Le souhaitable et le probable

De nombreux économistes réputés ont récemment affirmé que ces hausses de taux longs sont finalement une bonne nouvelle. Il s’agit, selon eux, de la preuve que les marchés ont confiance dans la croissance. C’est vrai en grande partie. Le rebond de croissance va être fort mais pas forcément suffisant. Nous allons surtout, au cours de ce deuxième trimestre, essayer de distinguer le souhaitable et le probable. Le souhaitable serait que les taux longs se stabilisent autour de leur niveau actuel et amorcent éventuellement une très légère baisse. Le probable (avouons que nous ne prenons pas trop de risque!) est que nous allons connaître des séances de forte volatilité. 

Ne nous trompons pas, c’est bien Jerome Powell
qui sifflera tôt ou tard la fin de la récréation.

Cela signifie que nos niveaux-clés de retour sur les taux longs US (à savoir 1,75% sur le 10 ans et 2,5% sur le 30 ans) pourraient être allègrement dépassés à l’occasion de sell-offs, suite à une publication de CPI élevés (alors que tout le monde s’y attend) ou suite à une communication ambigüe de la Fed.
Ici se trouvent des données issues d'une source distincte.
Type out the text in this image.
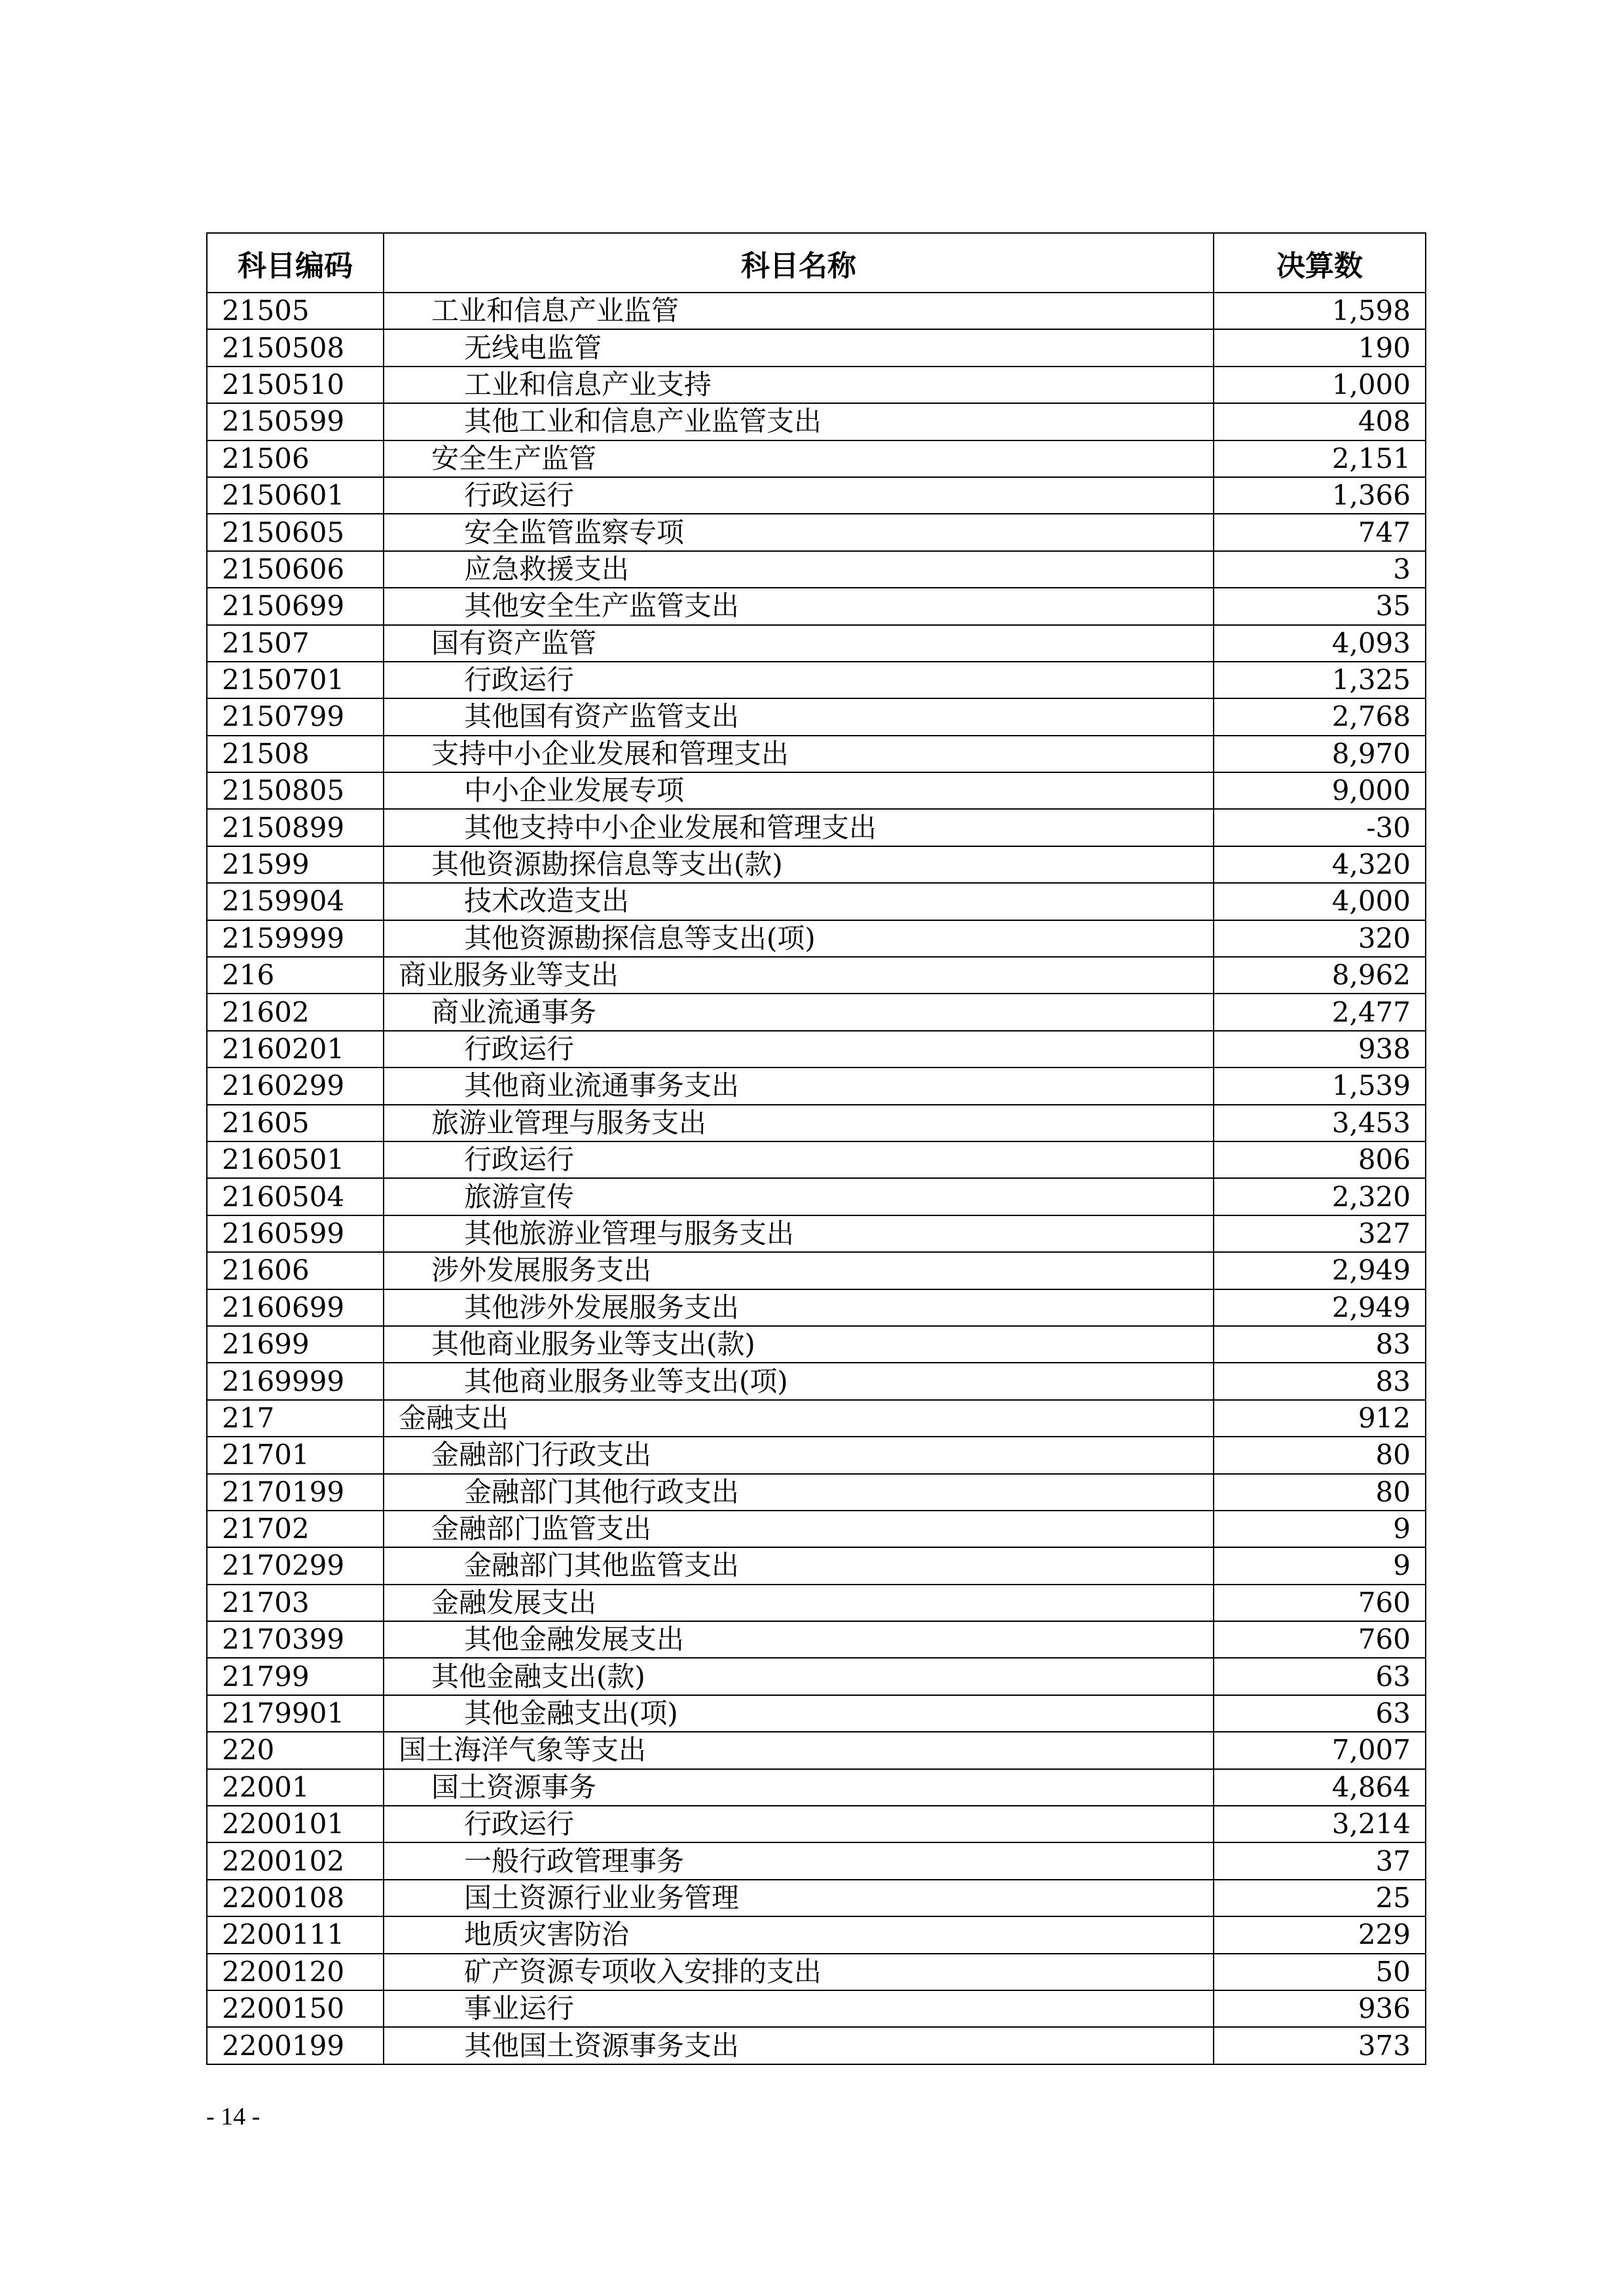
科目编码	科目名称	决算数
21505	工业和信息产业监管	1,598
2150508	无线电监管	190
2150510	工业和信息产业支持	1,000
2150599	其他工业和信息产业监管支出	408
21506	安全生产监管	2,151
2150601	行政运行	1,366
2150605	安全监管监察专项	747
2150606	应急救援支出	3
2150699	其他安全生产监管支出	35
21507	国有资产监管	4,093
2150701	行政运行	1,325
2150799	其他国有资产监管支出	2,768
21508	支持中小企业发展和管理支出	8,970
2150805	中小企业发展专项	9,000
2150899	其他支持中小企业发展和管理支出	-30
21599	其他资源勘探信息等支出(款)	4,320
2159904	技术改造支出	4,000
2159999	其他资源勘探信息等支出(项)	320
216	商业服务业等支出	8,962
21602	商业流通事务	2,477
2160201	行政运行	938
2160299	其他商业流通事务支出	1,539
21605	旅游业管理与服务支出	3,453
2160501	行政运行	806
2160504	旅游宣传	2,320
2160599	其他旅游业管理与服务支出	327
21606	涉外发展服务支出	2,949
2160699	其他涉外发展服务支出	2,949
21699	其他商业服务业等支出(款)	83
2169999	其他商业服务业等支出(项)	83
217	金融支出	912
21701	金融部门行政支出	80
2170199	金融部门其他行政支出	80
21702	金融部门监管支出	9
2170299	金融部门其他监管支出	9
21703	金融发展支出	760
2170399	其他金融发展支出	760
21799	其他金融支出(款)	63
2179901	其他金融支出(项)	63
220	国土海洋气象等支出	7,007
22001	国土资源事务	4,864
2200101	行政运行	3,214
2200102	一般行政管理事务	37
2200108	国土资源行业业务管理	25
2200111	地质灾害防治	229
2200120	矿产资源专项收入安排的支出	50
2200150	事业运行	936
2200199	其他国土资源事务支出	373
- 14 -
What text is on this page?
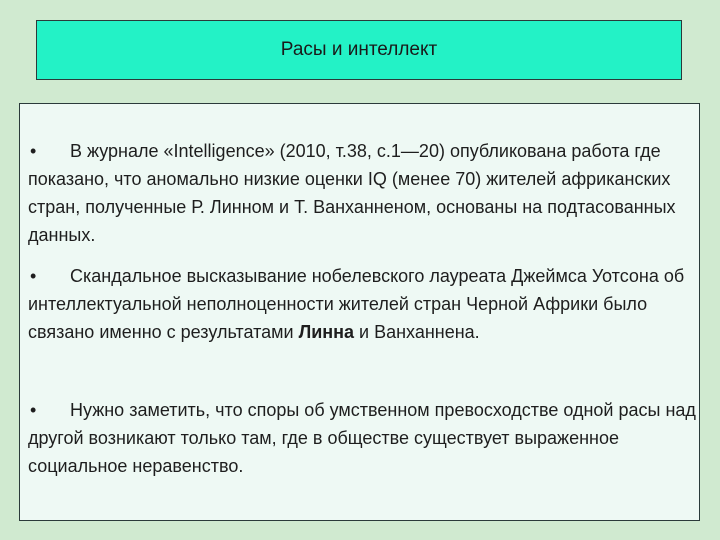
Расы и интеллект
• В журнале «Intelligence» (2010, т.38, с.1—20) опубликована работа где показано, что аномально низкие оценки IQ (менее 70) жителей африканских стран, полученные Р. Линном и Т. Ванханненом, основаны на подтасованных данных.
• Скандальное высказывание нобелевского лауреата Джеймса Уотсона об интеллектуальной неполноценности жителей стран Черной Африки было связано именно с результатами Линна и Ванханнена.
• Нужно заметить, что споры об умственном превосходстве одной расы над другой возникают только там, где в обществе существует выраженное социальное неравенство.
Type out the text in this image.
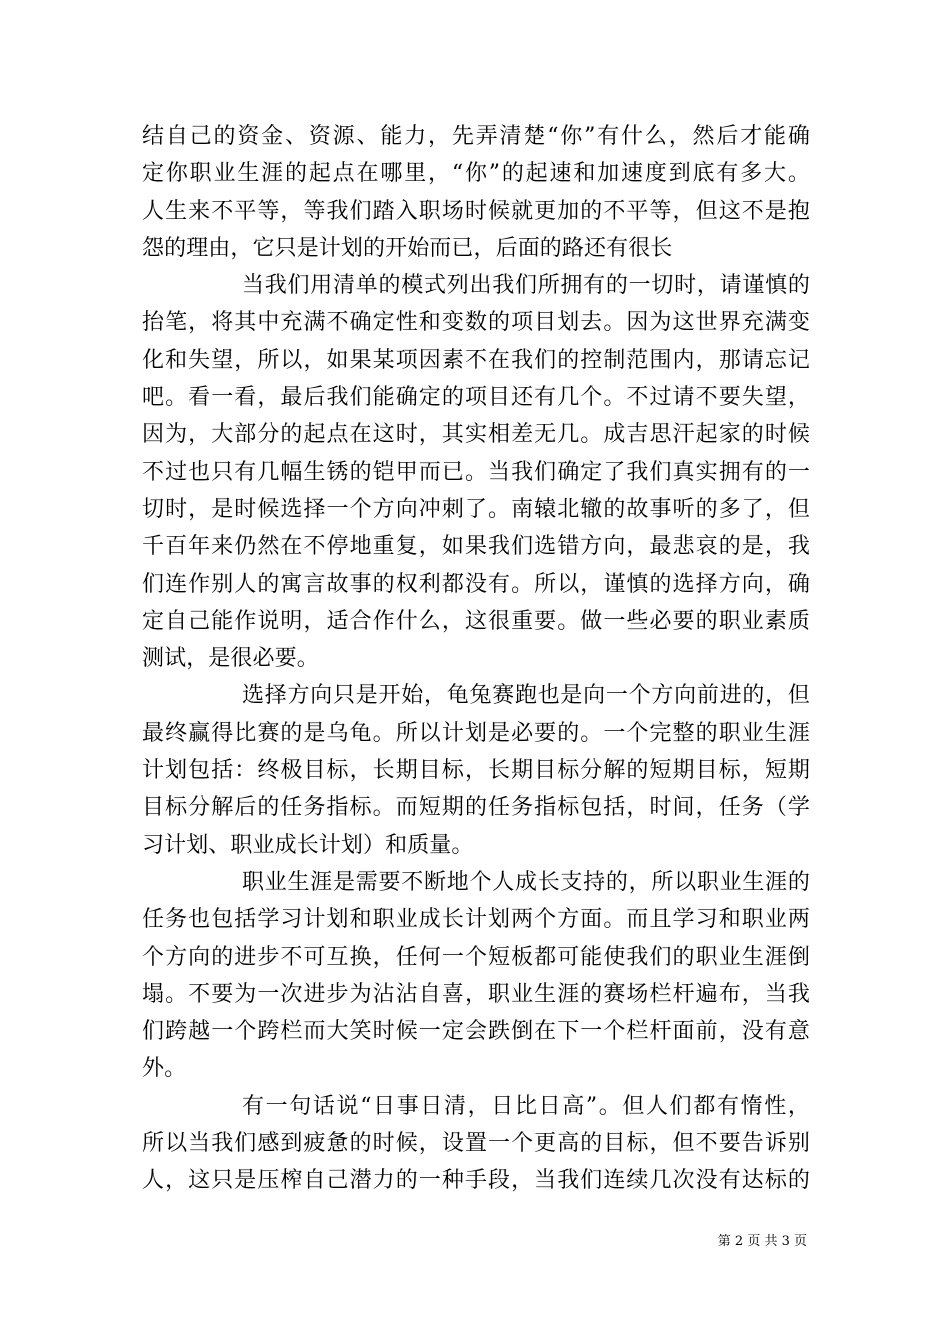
结自己的资金、资源、能力，先弄清楚“你”有什么，然后才能确
定你职业生涯的起点在哪里，“你”的起速和加速度到底有多大。
人生来不平等，等我们踏入职场时候就更加的不平等，但这不是抱
怨的理由，它只是计划的开始而已，后面的路还有很长
当我们用清单的模式列出我们所拥有的一切时，请谨慎的
抬笔，将其中充满不确定性和变数的项目划去。因为这世界充满变
化和失望，所以，如果某项因素不在我们的控制范围内，那请忘记
吧。看一看，最后我们能确定的项目还有几个。不过请不要失望，
因为，大部分的起点在这时，其实相差无几。成吉思汗起家的时候
不过也只有几幅生锈的铠甲而已。当我们确定了我们真实拥有的一
切时，是时候选择一个方向冲刺了。南辕北辙的故事听的多了，但
千百年来仍然在不停地重复，如果我们选错方向，最悲哀的是，我
们连作别人的寓言故事的权利都没有。所以，谨慎的选择方向，确
定自己能作说明，适合作什么，这很重要。做一些必要的职业素质
测试，是很必要。
选择方向只是开始，龟兔赛跑也是向一个方向前进的，但
最终赢得比赛的是乌龟。所以计划是必要的。一个完整的职业生涯
计划包括：终极目标，长期目标，长期目标分解的短期目标，短期
目标分解后的任务指标。而短期的任务指标包括，时间，任务（学
习计划、职业成长计划）和质量。
职业生涯是需要不断地个人成长支持的，所以职业生涯的
任务也包括学习计划和职业成长计划两个方面。而且学习和职业两
个方向的进步不可互换，任何一个短板都可能使我们的职业生涯倒
塌。不要为一次进步为沾沾自喜，职业生涯的赛场栏杆遍布，当我
们跨越一个跨栏而大笑时候一定会跌倒在下一个栏杆面前，没有意
外。
有一句话说“日事日清，日比日高”。但人们都有惰性，
所以当我们感到疲惫的时候，设置一个更高的目标，但不要告诉别
人，这只是压榨自己潜力的一种手段，当我们连续几次没有达标的
第 2 页 共 3 页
Ne nous trompons pas, c’est bien Jerome Powell qui sifflera tôt ou tard la fin de la récréation, lorsque les niveaux de taux longs deviendront douloureux pour l’économie américaine et remettront en cause le scénario de retour à la normale. 

Sur les marchés de crédits, volatils également mais potentiellement moins que celui des emprunts d’états, nous continuerons à privilégier la dette hybride. Une inconnue va toutefois se rajouter dans l’équation: le comportement des investisseurs vis-à-vis des obligations. Vont-ils délaisser le fixed-income ou conserver leurs positions? Elaborer des stratégies est une chose, les mettre en œuvre dans un contexte défavorable en termes de flux en est une autre. Il nous reste donc à convaincre les investisseurs à ne pas jeter le bébé avec l’eau du bain! Les marchés de taux n’ont pas dit leur dernier mot. Bon deuxième trimestre à tous!